Lord's Day 32: Good Works and Why They Don't Save Us

Ordained Minister, M.Div.
July 6, 2026
2 min read

Lord's Day 32 stands at the threshold between the Heidelberg Catechism's second and third sections — between grace and gratitude. The Catechism is organized around the famous threefold structure of guilt, grace, and gratitude, following the believer from sin through redemption into the life of thankfulness. Lord's Day 32 asks the question this structure makes inevitable: if we are saved by grace alone through faith alone, why must we do good works at all?
The Question and the Answer
Question 86 asks: Since we have been delivered from our misery by grace alone through Christ, without any merit of our own, why must we do good works? The answer is that good works are the fruit and evidence of genuine faith, not its foundation. Christians do good works not to merit salvation but because they are grateful. Good works flow from faith as fruit flows from a healthy tree; the fruit does not make the tree alive, but it proves the tree is.

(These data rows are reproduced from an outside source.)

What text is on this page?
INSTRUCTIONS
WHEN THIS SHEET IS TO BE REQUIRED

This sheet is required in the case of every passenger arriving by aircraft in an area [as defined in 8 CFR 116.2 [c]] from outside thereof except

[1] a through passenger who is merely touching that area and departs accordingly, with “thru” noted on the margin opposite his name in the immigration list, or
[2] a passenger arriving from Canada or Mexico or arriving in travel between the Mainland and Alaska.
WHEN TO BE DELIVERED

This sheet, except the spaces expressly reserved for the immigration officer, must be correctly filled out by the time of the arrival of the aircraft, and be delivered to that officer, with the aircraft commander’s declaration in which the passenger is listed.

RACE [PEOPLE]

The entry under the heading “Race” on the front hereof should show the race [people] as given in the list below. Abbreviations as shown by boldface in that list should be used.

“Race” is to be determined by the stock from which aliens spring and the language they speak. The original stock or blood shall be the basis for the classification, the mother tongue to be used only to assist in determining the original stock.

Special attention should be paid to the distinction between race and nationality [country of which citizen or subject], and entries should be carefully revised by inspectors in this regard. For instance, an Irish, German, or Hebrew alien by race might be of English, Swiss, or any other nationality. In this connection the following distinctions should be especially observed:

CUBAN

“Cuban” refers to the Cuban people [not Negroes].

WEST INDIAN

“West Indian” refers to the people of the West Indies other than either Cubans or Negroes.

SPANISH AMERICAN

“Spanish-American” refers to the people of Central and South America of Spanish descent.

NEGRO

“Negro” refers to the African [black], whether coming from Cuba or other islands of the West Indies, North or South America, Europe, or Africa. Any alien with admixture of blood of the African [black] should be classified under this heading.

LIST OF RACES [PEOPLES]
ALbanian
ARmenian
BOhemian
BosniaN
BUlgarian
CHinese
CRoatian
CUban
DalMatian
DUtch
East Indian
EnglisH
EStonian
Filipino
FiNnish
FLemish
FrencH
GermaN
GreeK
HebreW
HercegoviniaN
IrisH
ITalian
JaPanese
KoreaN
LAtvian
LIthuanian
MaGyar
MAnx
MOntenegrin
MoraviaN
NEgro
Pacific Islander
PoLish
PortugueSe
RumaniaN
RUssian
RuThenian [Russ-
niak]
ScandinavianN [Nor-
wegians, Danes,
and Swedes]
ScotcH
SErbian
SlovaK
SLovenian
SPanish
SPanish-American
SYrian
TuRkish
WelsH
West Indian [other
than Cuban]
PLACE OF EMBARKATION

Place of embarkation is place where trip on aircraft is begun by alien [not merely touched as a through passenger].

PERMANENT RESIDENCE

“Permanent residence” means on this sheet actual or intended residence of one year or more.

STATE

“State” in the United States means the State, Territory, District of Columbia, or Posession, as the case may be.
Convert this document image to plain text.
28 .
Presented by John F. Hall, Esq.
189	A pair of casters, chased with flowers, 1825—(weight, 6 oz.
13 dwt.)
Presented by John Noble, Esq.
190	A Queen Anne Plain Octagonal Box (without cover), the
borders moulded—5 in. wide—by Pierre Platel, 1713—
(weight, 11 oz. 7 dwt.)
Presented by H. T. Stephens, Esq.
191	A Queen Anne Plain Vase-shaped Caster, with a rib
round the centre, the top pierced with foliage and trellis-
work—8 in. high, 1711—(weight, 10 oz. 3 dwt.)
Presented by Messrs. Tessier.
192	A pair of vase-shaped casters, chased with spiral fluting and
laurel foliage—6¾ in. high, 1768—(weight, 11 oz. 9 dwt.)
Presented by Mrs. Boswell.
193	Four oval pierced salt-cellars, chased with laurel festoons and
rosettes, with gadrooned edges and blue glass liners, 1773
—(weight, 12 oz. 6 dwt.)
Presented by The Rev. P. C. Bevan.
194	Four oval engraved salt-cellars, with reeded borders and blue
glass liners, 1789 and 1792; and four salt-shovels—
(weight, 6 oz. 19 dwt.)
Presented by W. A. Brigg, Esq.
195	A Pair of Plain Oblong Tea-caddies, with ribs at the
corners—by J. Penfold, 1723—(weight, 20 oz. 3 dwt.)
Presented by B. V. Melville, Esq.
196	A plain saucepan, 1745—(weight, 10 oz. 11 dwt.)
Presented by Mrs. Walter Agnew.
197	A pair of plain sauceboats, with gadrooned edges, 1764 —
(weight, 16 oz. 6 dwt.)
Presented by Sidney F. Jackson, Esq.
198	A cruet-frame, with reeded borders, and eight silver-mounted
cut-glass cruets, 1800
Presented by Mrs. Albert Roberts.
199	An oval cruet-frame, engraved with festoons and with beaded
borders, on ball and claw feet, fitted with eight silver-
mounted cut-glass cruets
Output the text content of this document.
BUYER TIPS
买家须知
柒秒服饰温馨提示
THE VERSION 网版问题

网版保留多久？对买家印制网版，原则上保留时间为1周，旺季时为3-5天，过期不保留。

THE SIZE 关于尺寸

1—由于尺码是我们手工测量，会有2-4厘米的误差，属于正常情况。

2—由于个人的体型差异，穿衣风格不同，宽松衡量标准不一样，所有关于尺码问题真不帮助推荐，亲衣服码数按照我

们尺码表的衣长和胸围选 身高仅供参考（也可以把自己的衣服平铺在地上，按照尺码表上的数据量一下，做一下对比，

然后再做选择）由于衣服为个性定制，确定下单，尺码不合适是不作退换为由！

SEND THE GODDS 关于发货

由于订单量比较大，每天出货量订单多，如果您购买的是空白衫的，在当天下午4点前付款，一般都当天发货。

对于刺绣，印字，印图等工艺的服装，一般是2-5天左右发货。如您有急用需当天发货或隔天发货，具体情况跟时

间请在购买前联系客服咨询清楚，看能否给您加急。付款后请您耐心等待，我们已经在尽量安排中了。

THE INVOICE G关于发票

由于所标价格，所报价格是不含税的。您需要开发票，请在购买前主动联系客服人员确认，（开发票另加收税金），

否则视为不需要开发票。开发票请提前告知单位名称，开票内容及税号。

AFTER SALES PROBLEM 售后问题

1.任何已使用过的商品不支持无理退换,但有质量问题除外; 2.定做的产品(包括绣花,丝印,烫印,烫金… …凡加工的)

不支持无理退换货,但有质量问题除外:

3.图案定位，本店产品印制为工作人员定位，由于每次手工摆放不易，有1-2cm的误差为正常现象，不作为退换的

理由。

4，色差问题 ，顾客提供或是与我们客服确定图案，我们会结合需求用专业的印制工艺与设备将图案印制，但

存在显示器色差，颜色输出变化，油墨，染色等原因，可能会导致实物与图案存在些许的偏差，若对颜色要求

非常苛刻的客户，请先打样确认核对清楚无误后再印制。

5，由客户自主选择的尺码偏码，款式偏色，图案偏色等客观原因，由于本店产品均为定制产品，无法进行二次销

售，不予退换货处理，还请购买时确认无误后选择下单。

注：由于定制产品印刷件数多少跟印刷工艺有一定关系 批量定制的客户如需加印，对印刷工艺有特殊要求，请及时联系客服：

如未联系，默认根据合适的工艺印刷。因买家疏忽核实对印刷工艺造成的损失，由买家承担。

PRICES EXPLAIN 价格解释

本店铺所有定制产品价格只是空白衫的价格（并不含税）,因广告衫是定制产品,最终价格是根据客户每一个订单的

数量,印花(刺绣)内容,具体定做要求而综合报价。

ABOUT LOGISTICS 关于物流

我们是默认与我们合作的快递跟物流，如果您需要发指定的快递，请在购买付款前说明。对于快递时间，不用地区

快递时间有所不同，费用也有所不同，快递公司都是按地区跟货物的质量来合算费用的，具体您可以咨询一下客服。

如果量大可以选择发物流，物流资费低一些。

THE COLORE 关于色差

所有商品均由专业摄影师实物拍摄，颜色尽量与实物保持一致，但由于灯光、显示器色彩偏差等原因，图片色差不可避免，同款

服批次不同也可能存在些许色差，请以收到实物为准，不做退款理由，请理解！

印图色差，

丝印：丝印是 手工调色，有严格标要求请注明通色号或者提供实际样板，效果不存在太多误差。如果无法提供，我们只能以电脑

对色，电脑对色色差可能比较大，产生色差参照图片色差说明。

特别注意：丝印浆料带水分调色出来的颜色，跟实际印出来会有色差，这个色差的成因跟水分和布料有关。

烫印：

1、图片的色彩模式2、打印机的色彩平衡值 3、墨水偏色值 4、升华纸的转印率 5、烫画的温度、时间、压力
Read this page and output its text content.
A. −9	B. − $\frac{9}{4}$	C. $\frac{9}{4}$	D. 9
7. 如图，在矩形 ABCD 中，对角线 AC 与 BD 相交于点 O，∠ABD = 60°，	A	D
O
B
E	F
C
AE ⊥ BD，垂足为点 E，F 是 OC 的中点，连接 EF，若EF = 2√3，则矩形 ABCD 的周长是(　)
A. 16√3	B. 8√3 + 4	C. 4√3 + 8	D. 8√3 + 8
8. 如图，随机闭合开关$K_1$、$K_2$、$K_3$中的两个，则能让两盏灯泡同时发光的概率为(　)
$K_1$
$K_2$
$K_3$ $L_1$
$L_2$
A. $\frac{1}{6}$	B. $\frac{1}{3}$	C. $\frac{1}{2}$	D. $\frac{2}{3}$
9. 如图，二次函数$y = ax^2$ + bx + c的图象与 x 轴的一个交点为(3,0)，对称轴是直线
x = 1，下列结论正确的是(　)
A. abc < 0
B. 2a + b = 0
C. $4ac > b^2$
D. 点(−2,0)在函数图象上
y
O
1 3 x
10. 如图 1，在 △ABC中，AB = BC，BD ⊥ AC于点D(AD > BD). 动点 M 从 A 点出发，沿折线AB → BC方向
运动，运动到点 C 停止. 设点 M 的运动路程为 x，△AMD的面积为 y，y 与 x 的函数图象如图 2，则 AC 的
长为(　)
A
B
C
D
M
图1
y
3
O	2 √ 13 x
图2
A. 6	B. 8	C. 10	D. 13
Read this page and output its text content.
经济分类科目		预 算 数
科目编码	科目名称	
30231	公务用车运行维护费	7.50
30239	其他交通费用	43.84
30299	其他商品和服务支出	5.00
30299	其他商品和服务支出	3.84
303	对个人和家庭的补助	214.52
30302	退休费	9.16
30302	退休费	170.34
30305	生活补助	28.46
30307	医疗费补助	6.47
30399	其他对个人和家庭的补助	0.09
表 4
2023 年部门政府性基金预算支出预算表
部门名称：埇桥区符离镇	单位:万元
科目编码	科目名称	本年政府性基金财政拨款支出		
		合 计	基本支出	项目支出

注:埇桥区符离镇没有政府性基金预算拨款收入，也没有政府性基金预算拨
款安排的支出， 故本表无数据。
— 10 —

Three Reasons for Good Works
The Catechism gives three reasons why believers must do good works: first, to give thanks to God for his mercy; second, to be assured of faith by its fruits; and third, that by godly lives others may be gained to Christ. These three purposes — gratitude to God, assurance for the believer, and witness to the world — make good works simultaneously worship, self-examination, and mission. They are not peripheral to the Christian life but constitute its essential shape.
The Third Use of the Law
Lord's Day 32 connects to the Catechism's treatment of the Ten Commandments in the third section on gratitude. The law is treated not as a ladder to climb toward God but as a guide for the life of thankfulness. This is the Reformed tradition's third use of the law — not as accuser or social boundary alone, but as a positive guide for the regenerate life. Christians who understand the gospel use the law to understand what love of God and neighbor looks like in practice.